BARR Privacy Assessments is a consulting service that helps organizations achieve compliance with privacy regulations including GDPR, CCPA, GLBA, and Microsoft Data Protection Requirements (DPR). The service provides guidance for businesses in regulated industries to design, implement, and maintain privacy programs. For GDPR compliance, the service assists with building personal data inventories, data flow mapping, records of processing activities, and implementing privacy controls. The CCPA service focuses on assessing privacy posture and designing processes for data access, deletion, and opt-out requests.

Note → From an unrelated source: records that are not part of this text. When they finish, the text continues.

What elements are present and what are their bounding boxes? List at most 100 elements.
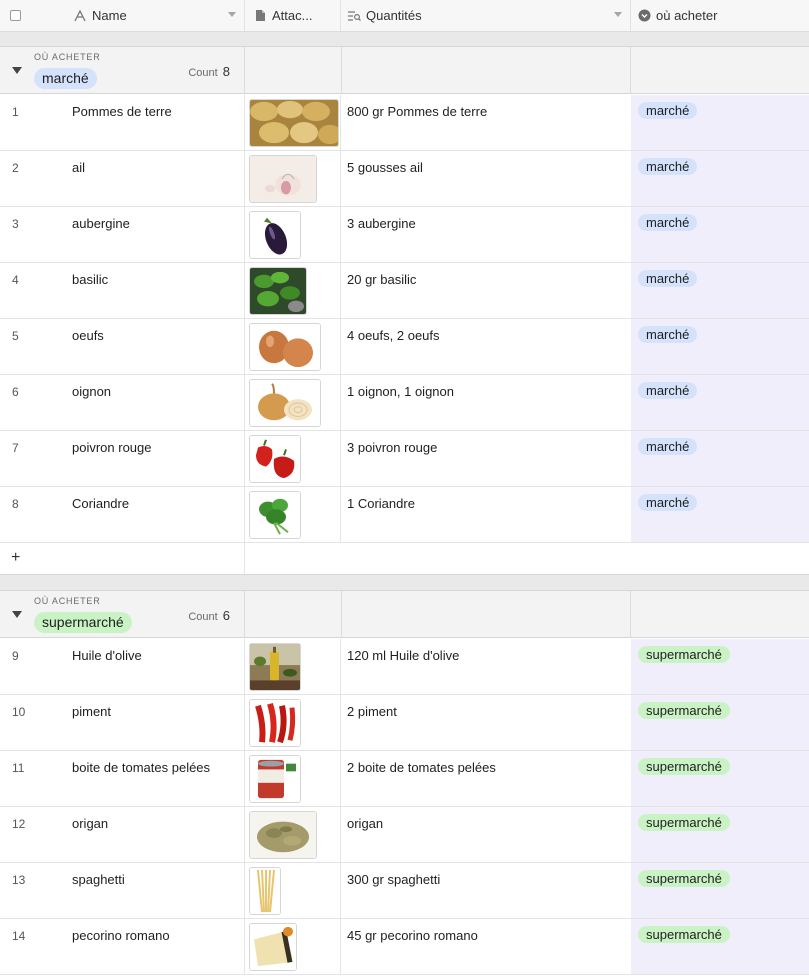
cell-quantities[interactable]: 5 gousses ail [341,151,631,206]
cell-quantities[interactable]: 120 ml Huile d'olive [341,639,631,694]
cell-name[interactable]: oignon [63,375,245,430]
column-header-attachments[interactable]: Attac... [245,0,341,31]
cell-quantities[interactable]: 1 oignon, 1 oignon [341,375,631,430]
column-header-quantities[interactable]: Quantités [341,0,631,31]
attachment-thumbnail[interactable] [249,323,321,371]
cell-attachment[interactable] [245,639,341,694]
cell-name[interactable]: piment [63,695,245,750]
cell-name[interactable]: Pommes de terre [63,95,245,150]
cell-quantities[interactable]: 2 piment [341,695,631,750]
cell-attachment[interactable] [245,431,341,486]
cell-where[interactable]: supermarché [631,919,809,974]
cell-where[interactable]: marché [631,151,809,206]
cell-attachment[interactable] [245,263,341,318]
cell-quantities[interactable]: 3 aubergine [341,207,631,262]
cell-quantities[interactable]: 2 boite de tomates pelées [341,751,631,806]
cell-attachment[interactable] [245,375,341,430]
cell-attachment[interactable] [245,919,341,974]
cell-quantities[interactable]: origan [341,807,631,862]
cell-quantities[interactable]: 45 gr pecorino romano [341,919,631,974]
add-record-icon[interactable]: + [11,549,20,567]
table-row[interactable]: 10 piment 2 piment supermarché [0,695,809,751]
attachment-thumbnail[interactable] [249,379,321,427]
cell-name[interactable]: origan [63,807,245,862]
chevron-down-icon[interactable] [614,12,622,17]
group-header-left: OÙ ACHETER supermarché Count 6 [0,591,245,637]
cell-where[interactable]: supermarché [631,639,809,694]
cell-attachment[interactable] [245,863,341,918]
cell-where[interactable]: supermarché [631,751,809,806]
cell-where[interactable]: marché [631,95,809,150]
attachment-thumbnail[interactable] [249,491,301,539]
attachment-thumbnail[interactable] [249,211,301,259]
cell-name[interactable]: pecorino romano [63,919,245,974]
cell-name[interactable]: oeufs [63,319,245,374]
text-field-icon [73,9,87,23]
cell-name[interactable]: Coriandre [63,487,245,542]
select-all-checkbox[interactable] [10,10,21,21]
attachment-thumbnail[interactable] [249,643,301,691]
cell-name[interactable]: basilic [63,263,245,318]
attachment-thumbnail[interactable] [249,811,317,859]
cell-attachment[interactable] [245,151,341,206]
table-row[interactable]: 12 origan origan supermarché [0,807,809,863]
chevron-down-icon[interactable] [228,12,236,17]
attachment-thumbnail[interactable] [249,267,307,315]
table-row[interactable]: 2 ail 5 gousses ail marché [0,151,809,207]
table-row[interactable]: 8 Coriandre 1 Coriandre marché [0,487,809,543]
cell-where[interactable]: supermarché [631,863,809,918]
table-row[interactable]: 9 Huile d'olive 120 ml Huile d'olive superm… [0,639,809,695]
attachment-thumbnail[interactable] [249,923,297,971]
column-header-name[interactable]: Name [63,0,245,31]
table-row[interactable]: 6 oignon 1 oignon, 1 oignon marché [0,375,809,431]
cell-where[interactable]: marché [631,319,809,374]
table-row[interactable]: 11 boite de tomates pelées 2 boite de toma… [0,751,809,807]
table-row[interactable]: 5 oeufs 4 oeufs, 2 oeufs marché [0,319,809,375]
cell-attachment[interactable] [245,319,341,374]
attachment-thumbnail[interactable] [249,867,281,915]
cell-name[interactable]: Huile d'olive [63,639,245,694]
cell-where[interactable]: marché [631,487,809,542]
table-row[interactable]: 1 Pommes de terre 800 gr Pommes de terre ma… [0,95,809,151]
cell-name[interactable]: aubergine [63,207,245,262]
column-header-where[interactable]: où acheter [631,0,809,31]
cell-where[interactable]: supermarché [631,695,809,750]
cell-attachment[interactable] [245,207,341,262]
cell-where[interactable]: marché [631,263,809,318]
table-row[interactable]: 7 poivron rouge 3 poivron rouge marché [0,431,809,487]
attachment-thumbnail[interactable] [249,155,317,203]
cell-attachment[interactable] [245,487,341,542]
cell-quantities[interactable]: 20 gr basilic [341,263,631,318]
table-row[interactable]: 14 pecorino romano 45 gr pecorino romano su… [0,919,809,975]
collapse-triangle-icon[interactable] [12,611,22,618]
cell-quantities[interactable]: 3 poivron rouge [341,431,631,486]
cell-attachment[interactable] [245,95,341,150]
attachment-thumbnail[interactable] [249,699,301,747]
table-row[interactable]: 3 aubergine 3 aubergine marché [0,207,809,263]
cell-where[interactable]: marché [631,375,809,430]
cell-quantities[interactable]: 4 oeufs, 2 oeufs [341,319,631,374]
cell-name[interactable]: spaghetti [63,863,245,918]
attachment-thumbnail[interactable] [249,99,339,147]
attachment-thumbnail[interactable] [249,755,301,803]
cell-where[interactable]: marché [631,207,809,262]
collapse-triangle-icon[interactable] [12,67,22,74]
group-header-supermarche[interactable]: OÙ ACHETER supermarché Count 6 [0,590,809,638]
table-row[interactable]: 4 basilic 20 gr basilic marché [0,263,809,319]
group-header-marche[interactable]: OÙ ACHETER marché Count 8 [0,46,809,94]
cell-name[interactable]: boite de tomates pelées [63,751,245,806]
cell-name[interactable]: ail [63,151,245,206]
table-row[interactable]: 13 spaghetti 300 gr spaghetti supermarché [0,863,809,919]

The GLBA service addresses Privacy Rule and Safeguards Rule requirements for financial institutions through risk assessments, policy development, vendor management reviews, and ongoing monitoring. For Microsoft DPR, the service supports Microsoft suppliers enrolled in the Supplier Security and Privacy Assurance (SSPA) program. The process includes a two-phase approach: Phase I conducts a readiness assessment to identify gaps against Microsoft DPR requirements, and Phase II performs an independent assessment for submission to Microsoft. The service maps controls across multiple privacy frameworks including ISO 27701, NIST Privacy Framework, and AICPA trust services criteria. Assessment timelines vary based on organization size, complexity, and existing security posture, with typical engagements taking four to five months for organizations without existing SOC 2 reports.